RuntimeError: Early stopping conditioned on metric `val_loss` which is not available

shreyas301197 · July 18, 2023, 8:06am

val_loss is not being recognized in my code -

def training_step(self, batch,batch_idx):
        kwargs1 = {'anchor':[],'engaged':[]}
        
        #labels
       
        

        ## tower inputs
        
        
        
        # model forward pass
        q_emb,p_emb = self(**kwargs1)
        
        #loss calcualtion

        # get predictions
        preds = torch.where (predicted_prob >=0.5,1,0)
        
        # metrics_calculation
        batch_acc = self.accuracy(preds,batch_labels)
        batch_f1 = self.f1score(preds,batch_labels)
        batch_prec = self.precision(preds,batch_labels)
        batch_recall = self.recall(preds,batch_labels)
        log_dict = {
            'train_accuracy' : batch_acc,
            'train_precision' : batch_prec,
            'train_recall' : batch_recall
        }
        
        self.log('train_loss',loss,on_epoch = True,prog_bar=True)
        self.log('train_f1score',batch_f1,on_epoch = True,prog_bar=True)
        
        self.log_dict(log_dict,on_step=False, on_epoch = True)
        
        return loss
    
    def validation_step(self, batch,batch_idx):
     
        
        #labels
        
        ##siamese tower batched inputs
       
        # model forward pass
        
        # loss calculation
        
            
        # get predictions
        
        
        # metrics_calculation
        batch_acc = self.accuracy(preds,batch_labels)
        batch_f1 = self.f1score(preds,batch_labels)
        batch_prec = self.precision(preds,batch_labels)
        batch_recall = self.recall(preds,batch_labels)
        log_dict = {
            'val_loss': loss,
            'val_accuracy' : batch_acc,
            'val_f1score' : batch_f1,
            'val_precision' : batch_prec,
            'val_recall' : batch_recall
        }
        self.log_dict(log_dict,on_epoch = True, sync_dist=True)
    
    def configure_optimizers(self):
        optimizer = torch.optim.Adam(self.trainer.model.parameters(), lr=1e-3)
        lr_scheduler = torch.optim.lr_scheduler.StepLR(optimizer, 8, gamma=0.1, last_epoch=-1)
        return [optimizer], [lr_scheduler]

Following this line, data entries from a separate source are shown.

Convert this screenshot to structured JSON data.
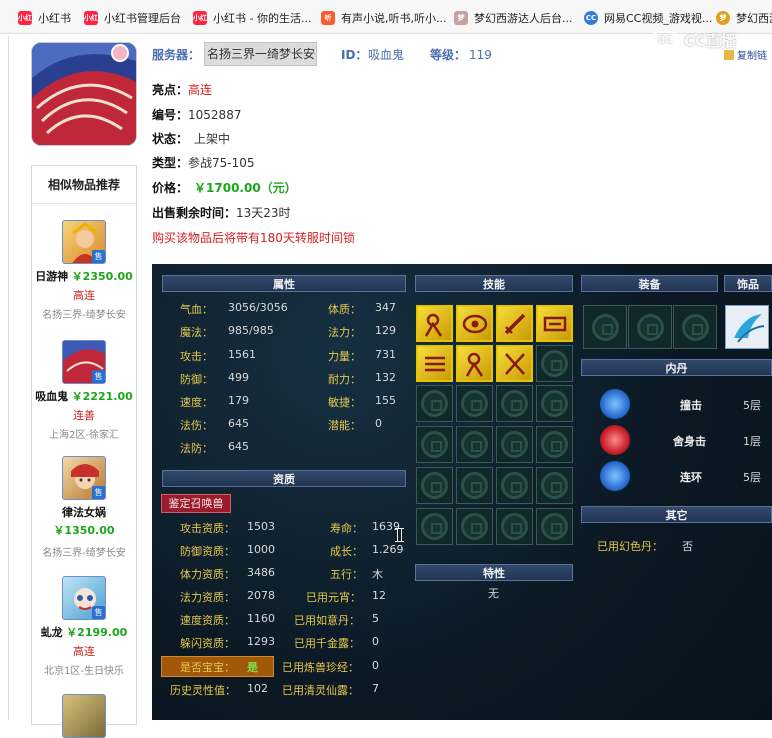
{
  "bookmarks": [
    {
      "label": "小红书",
      "icon": "xiaohongshu-icon",
      "color": "#ff2442"
    },
    {
      "label": "小红书管理后台",
      "icon": "xiaohongshu-icon",
      "color": "#ff2442"
    },
    {
      "label": "小红书 - 你的生活...",
      "icon": "xiaohongshu-icon",
      "color": "#ff2442"
    },
    {
      "label": "有声小说,听书,听小...",
      "icon": "audiobook-icon",
      "color": "#ff5a2a"
    },
    {
      "label": "梦幻西游达人后台...",
      "icon": "mhxy-icon",
      "color": "#c9a0a0"
    },
    {
      "label": "网易CC视频_游戏视...",
      "icon": "netease-cc-icon",
      "color": "#3a7bd5"
    },
    {
      "label": "梦幻西游",
      "icon": "mhxy-icon",
      "color": "#e0a020"
    }
  ],
  "watermark": "CC直播",
  "header": {
    "server_label": "服务器：",
    "server_value": "名扬三界一绮梦长安",
    "id_label": "ID：",
    "id_value": "吸血鬼",
    "level_label": "等级：",
    "level_value": "119",
    "copy_label": "复制链"
  },
  "info": {
    "highlight_label": "亮点：",
    "highlight_value": "高连",
    "number_label": "编号：",
    "number_value": "1052887",
    "status_label": "状态：",
    "status_value": "上架中",
    "type_label": "类型：",
    "type_value": "参战75-105",
    "price_label": "价格：",
    "price_value": "￥1700.00（元）",
    "time_label": "出售剩余时间：",
    "time_value": "13天23时",
    "notice": "购买该物品后将带有180天转服时间锁"
  },
  "similar": {
    "title": "相似物品推荐",
    "sell_badge": "售",
    "items": [
      {
        "name": "日游神",
        "price": "￥2350.00",
        "tag": "高连",
        "server": "名扬三界-绮梦长安"
      },
      {
        "name": "吸血鬼",
        "price": "￥2221.00",
        "tag": "连善",
        "server": "上海2区-徐家汇"
      },
      {
        "name": "律法女娲",
        "price": "￥1350.00",
        "tag": "",
        "server": "名扬三界-绮梦长安"
      },
      {
        "name": "虬龙",
        "price": "￥2199.00",
        "tag": "高连",
        "server": "北京1区-生日快乐"
      }
    ]
  },
  "panel": {
    "attributes_header": "属性",
    "attributes": [
      {
        "label": "气血：",
        "value": "3056/3056"
      },
      {
        "label": "魔法：",
        "value": "985/985"
      },
      {
        "label": "攻击：",
        "value": "1561"
      },
      {
        "label": "防御：",
        "value": "499"
      },
      {
        "label": "速度：",
        "value": "179"
      },
      {
        "label": "法伤：",
        "value": "645"
      },
      {
        "label": "法防：",
        "value": "645"
      }
    ],
    "attributes_right": [
      {
        "label": "体质：",
        "value": "347"
      },
      {
        "label": "法力：",
        "value": "129"
      },
      {
        "label": "力量：",
        "value": "731"
      },
      {
        "label": "耐力：",
        "value": "132"
      },
      {
        "label": "敏捷：",
        "value": "155"
      },
      {
        "label": "潜能：",
        "value": "0"
      }
    ],
    "aptitude_header": "资质",
    "appraise_button": "鉴定召唤兽",
    "aptitude_left": [
      {
        "label": "攻击资质：",
        "value": "1503"
      },
      {
        "label": "防御资质：",
        "value": "1000"
      },
      {
        "label": "体力资质：",
        "value": "3486"
      },
      {
        "label": "法力资质：",
        "value": "2078"
      },
      {
        "label": "速度资质：",
        "value": "1160"
      },
      {
        "label": "躲闪资质：",
        "value": "1293"
      },
      {
        "label": "是否宝宝：",
        "value": "是"
      },
      {
        "label": "历史灵性值：",
        "value": "102"
      }
    ],
    "aptitude_right": [
      {
        "label": "寿命：",
        "value": "1639"
      },
      {
        "label": "成长：",
        "value": "1.269"
      },
      {
        "label": "五行：",
        "value": "木"
      },
      {
        "label": "已用元宵：",
        "value": "12"
      },
      {
        "label": "已用如意丹：",
        "value": "5"
      },
      {
        "label": "已用千金露：",
        "value": "0"
      },
      {
        "label": "已用炼兽珍经：",
        "value": "0"
      },
      {
        "label": "已用清灵仙露：",
        "value": "7"
      }
    ],
    "skills_header": "技能",
    "trait_header": "特性",
    "trait_value": "无",
    "equipment_header": "装备",
    "ornament_header": "饰品",
    "inner_header": "内丹",
    "inner": [
      {
        "name": "撞击",
        "level": "5层",
        "color": "#2b6fd1"
      },
      {
        "name": "舍身击",
        "level": "1层",
        "color": "#c8202a"
      },
      {
        "name": "连环",
        "level": "5层",
        "color": "#2b6fd1"
      }
    ],
    "other_header": "其它",
    "other_label": "已用幻色丹：",
    "other_value": "否"
  }
}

def main(model_save_dir, log_dir,  **kwargs):

    # init data
    data_module = ItemsageDataModule(**kwargs)
    # init model
    model = ItemSageModel(**kwargs)
    # model = torch.compile(model)

    # define callbacks
    checkpoint_callback = ModelCheckpoint(
    dirpath=model_save_dir,
    filename='model-{epoch:02d}',
    save_top_k=-1,  # Save all checkpoints
    verbose=True)

    early_stop_callback = EarlyStopping(
    monitor='val_loss',  # The metric to monitor (e.g., validation loss)
    mode='min',  # The direction to monitor (minimize the metric)
    patience=5,  # Number of epochs with no improvement before stopping
    verbose=True  # Print early stopping updates
    )
    logger = TensorBoardLogger(save_dir=log_dir, version=1, name="lightning_logs")
    callbacks = [checkpoint_callback,early_stop_callback]

    # init trainer
    trainer = Trainer(
    callbacks= callbacks ,
    max_epochs=model_args['n_epochs'],
    max_steps = 1000,
    # num_sanity_val_steps = 0,
    accelerator="gpu", 
    devices=4,
    # num_nodes = -1,
    strategy="deepspeed",
    deterministic=True,
    # precision='16-mixed',
    default_root_dir=log_dir,
    reload_dataloaders_every_n_epochs=1,
    benchmark = True,
    # use_distributed_sampler=True,
    enable_progress_bar=True,
    enable_model_summary=True,
    check_val_every_n_epoch=1,
    # precision='32-mixed',
    logger=logger)
    
    # start training
    trainer.fit( model=model, datamodule=data_module )

Am i missing something here ? Does validation_step work differently under deepspeed strat?

Here is the error at the end of the first epoch -

RuntimeError: Early stopping conditioned on metric `val_loss` which is 
not available. Pass in or modify your `EarlyStopping` callback to use any 
of the following: 
`train_loss`, `train_loss_step`, `train_f1score`, `train_f1score_step`, 
`train_loss_epoch`, `train_f1score_epoch`, `train_accuracy`, 
`train_precision`, `train_recall`

awaelchli · July 24, 2023, 9:24am

@shreyas301197 Does this only happen with the DeepSpeed strategy? Which Lightning version is this?